Anamnèse. Né en 1958, le jeune Suisse vit une enfance choyée, pimentée aux grandes avancées scientifiques. A 11 ans, il assiste, fasciné, au décollage d’Apollo 11. C’est décidé, il sera astronaute ! Ou ingénieur. Mais assez vite un plus un ne font plus deux. Les lourdeurs dynastiques mises entre parenthèses, il rejoint les interrogations de sa mère, pianiste virtuose, et opte pour une exploration à enjeux, celle de l’esprit. Médecine, spécialisation en psychiatrie, formation d’hypnothérapeute. Car si l’époque est au freudisme à tous crins, Bertrand Piccard s’intéresse déjà aux mécanismes de défense et aux failles à créer.

Ponctuer autrement. Remplacer les points d’exclamation par des points d’interrogation. Renverser les dogmes pour aller plus haut, plus loin. Lâcher du lest. Quand il expose ses théories, passe dans ses yeux polaires une brume de souvenir. A la maison, la raison balayait trop souvent les hésitations. L’adolescent s’est heurté au père et aux certitudes.
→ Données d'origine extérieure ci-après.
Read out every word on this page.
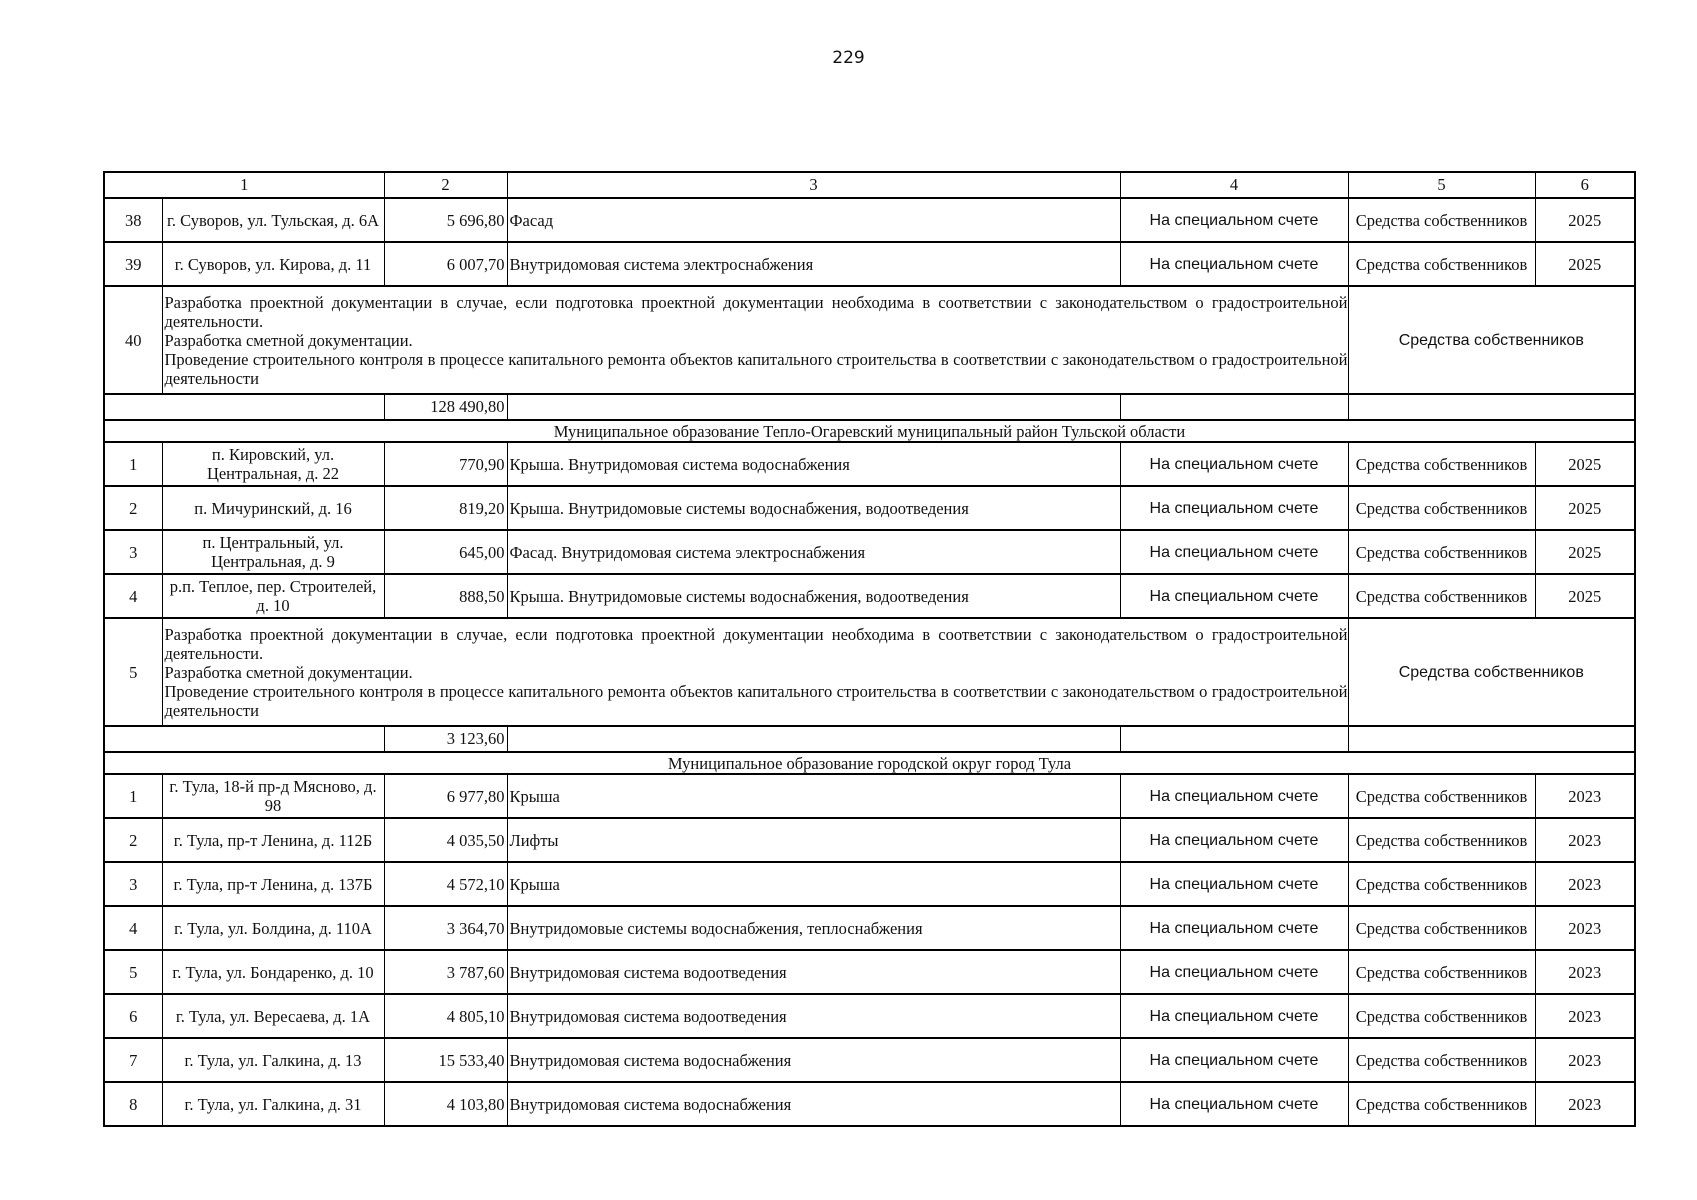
229
1		2	3	4	5	6
38	г. Суворов, ул. Тульская, д. 6А	5 696,80	Фасад	На специальном счете	Средства собственников	2025
39	г. Суворов, ул. Кирова, д. 11	6 007,70	Внутридомовая система электроснабжения	На специальном счете	Средства собственников	2025
40	Разработка проектной документации в случае, если подготовка проектной документации необходима в соответствии с законодательством о градостроительной деятельности.
Разработка сметной документации.
Проведение строительного контроля в процессе капитального ремонта объектов капитального строительства в соответствии с законодательством о градостроительной деятельности				Средства собственников	
		128 490,80				
Муниципальное образование Тепло-Огаревский муниципальный район Тульской области						
1	п. Кировский, ул. Центральная, д. 22	770,90	Крыша. Внутридомовая система водоснабжения	На специальном счете	Средства собственников	2025
2	п. Мичуринский, д. 16	819,20	Крыша. Внутридомовые системы водоснабжения, водоотведения	На специальном счете	Средства собственников	2025
3	п. Центральный, ул. Центральная, д. 9	645,00	Фасад. Внутридомовая система электроснабжения	На специальном счете	Средства собственников	2025
4	р.п. Теплое, пер. Строителей, д. 10	888,50	Крыша. Внутридомовые системы водоснабжения, водоотведения	На специальном счете	Средства собственников	2025
5	Разработка проектной документации в случае, если подготовка проектной документации необходима в соответствии с законодательством о градостроительной деятельности.
Разработка сметной документации.
Проведение строительного контроля в процессе капитального ремонта объектов капитального строительства в соответствии с законодательством о градостроительной деятельности				Средства собственников	
		3 123,60				
Муниципальное образование городской округ город Тула						
1	г. Тула, 18-й пр-д Мясново, д. 98	6 977,80	Крыша	На специальном счете	Средства собственников	2023
2	г. Тула, пр-т Ленина, д. 112Б	4 035,50	Лифты	На специальном счете	Средства собственников	2023
3	г. Тула, пр-т Ленина, д. 137Б	4 572,10	Крыша	На специальном счете	Средства собственников	2023
4	г. Тула, ул. Болдина, д. 110А	3 364,70	Внутридомовые системы водоснабжения, теплоснабжения	На специальном счете	Средства собственников	2023
5	г. Тула, ул. Бондаренко, д. 10	3 787,60	Внутридомовая система водоотведения	На специальном счете	Средства собственников	2023
6	г. Тула, ул. Вересаева, д. 1А	4 805,10	Внутридомовая система водоотведения	На специальном счете	Средства собственников	2023
7	г. Тула, ул. Галкина, д. 13	15 533,40	Внутридомовая система водоснабжения	На специальном счете	Средства собственников	2023
8	г. Тула, ул. Галкина, д. 31	4 103,80	Внутридомовая система водоснабжения	На специальном счете	Средства собственников	2023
Puis, le jeune homme s’est shooté à la performance. Looping, vrille et piqué, sous son aile delta, il a expérimenté la plénitude de la maîtrise corporelle, intégré la puissance de l’instant présent. Pourtant, le sportif accompli a fini aérostier. Pour l’attrait de l’incertitude et la philosophie orientale du lâcher prise. «Il m’a fallu attendre de devenir pilote de ballon pour réaliser à quel point l’efficacité du contrôle a ses limites.» Pour la possibilité du choix également. Dans le ciel, les trajectoires se dessinent en changeant d’altitude. Formulé autrement, cela donne : les combats à museau cogné ne mènent à rien. Pour infléchir une situation, mieux vaut aller dans le sens de l’adversaire. Le dépressif se flagelle et brame sa nullité ? Il a sans doute raison ! Surpris par ce point de vue fataliste, le déprécié aura tendance à prouver le contraire et à remonter la pente.
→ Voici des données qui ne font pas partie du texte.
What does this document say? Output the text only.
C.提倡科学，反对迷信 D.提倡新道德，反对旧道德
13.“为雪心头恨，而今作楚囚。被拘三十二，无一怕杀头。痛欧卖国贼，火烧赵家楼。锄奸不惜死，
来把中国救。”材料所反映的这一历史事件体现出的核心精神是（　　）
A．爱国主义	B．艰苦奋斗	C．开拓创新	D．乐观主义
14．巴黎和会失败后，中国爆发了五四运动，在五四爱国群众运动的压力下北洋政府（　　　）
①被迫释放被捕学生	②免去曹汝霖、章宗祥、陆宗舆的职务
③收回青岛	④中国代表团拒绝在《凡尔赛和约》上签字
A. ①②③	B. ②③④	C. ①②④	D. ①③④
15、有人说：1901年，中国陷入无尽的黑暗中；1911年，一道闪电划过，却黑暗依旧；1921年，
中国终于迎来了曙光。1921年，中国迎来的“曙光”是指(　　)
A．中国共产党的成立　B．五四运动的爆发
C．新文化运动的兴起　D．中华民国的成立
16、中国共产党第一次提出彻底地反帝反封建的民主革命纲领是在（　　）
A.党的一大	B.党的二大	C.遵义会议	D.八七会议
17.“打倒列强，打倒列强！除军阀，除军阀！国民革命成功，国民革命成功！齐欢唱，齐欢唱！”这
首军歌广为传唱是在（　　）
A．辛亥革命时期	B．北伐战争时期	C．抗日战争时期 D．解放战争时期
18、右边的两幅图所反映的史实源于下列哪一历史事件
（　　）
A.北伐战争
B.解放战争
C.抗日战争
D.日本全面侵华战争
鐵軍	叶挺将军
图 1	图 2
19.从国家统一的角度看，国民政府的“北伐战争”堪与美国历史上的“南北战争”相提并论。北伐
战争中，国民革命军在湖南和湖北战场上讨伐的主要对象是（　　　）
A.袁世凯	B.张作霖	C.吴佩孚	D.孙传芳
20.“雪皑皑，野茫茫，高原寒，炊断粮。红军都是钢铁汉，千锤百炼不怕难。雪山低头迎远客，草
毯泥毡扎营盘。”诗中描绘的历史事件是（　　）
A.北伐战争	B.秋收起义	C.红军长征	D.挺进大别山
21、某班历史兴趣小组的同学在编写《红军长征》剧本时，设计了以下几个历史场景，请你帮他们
Les femmes, ses héros. Très tôt, les médias se sont emparés de la saga helvétique, braquant les projecteurs sur le clan Piccard. Avec Breitling Orbiter 3, le ballon du tour du monde, puis Solar Impulse, l’avion qui vole sans une goutte de carburant, Bertrand a réactivé la machinerie, réinjecté une dose de testostérone victorieuse. Pourtant, ce timide repenti au sourire charismatique met volontiers l’accent sur le féminin pluriel et les combats en marche. Les discussions avec sa mère lui ont prouvé l’importance des chemins de traverse. Les échanges avec Michèle, sa femme, dont la créativité booste l’entreprise, le nourrissent au quotidien et la liberté d’esprit de ses filles, Estelle, Oriane et Solange, le ravit absolument. Avec malice, il évoque sa grand-tante qui, accompagnée de son mari et frère jumeau d’Auguste, fut la première femme dans la stratosphère. Elle était aussi la seule à détenir le brevet de pilote.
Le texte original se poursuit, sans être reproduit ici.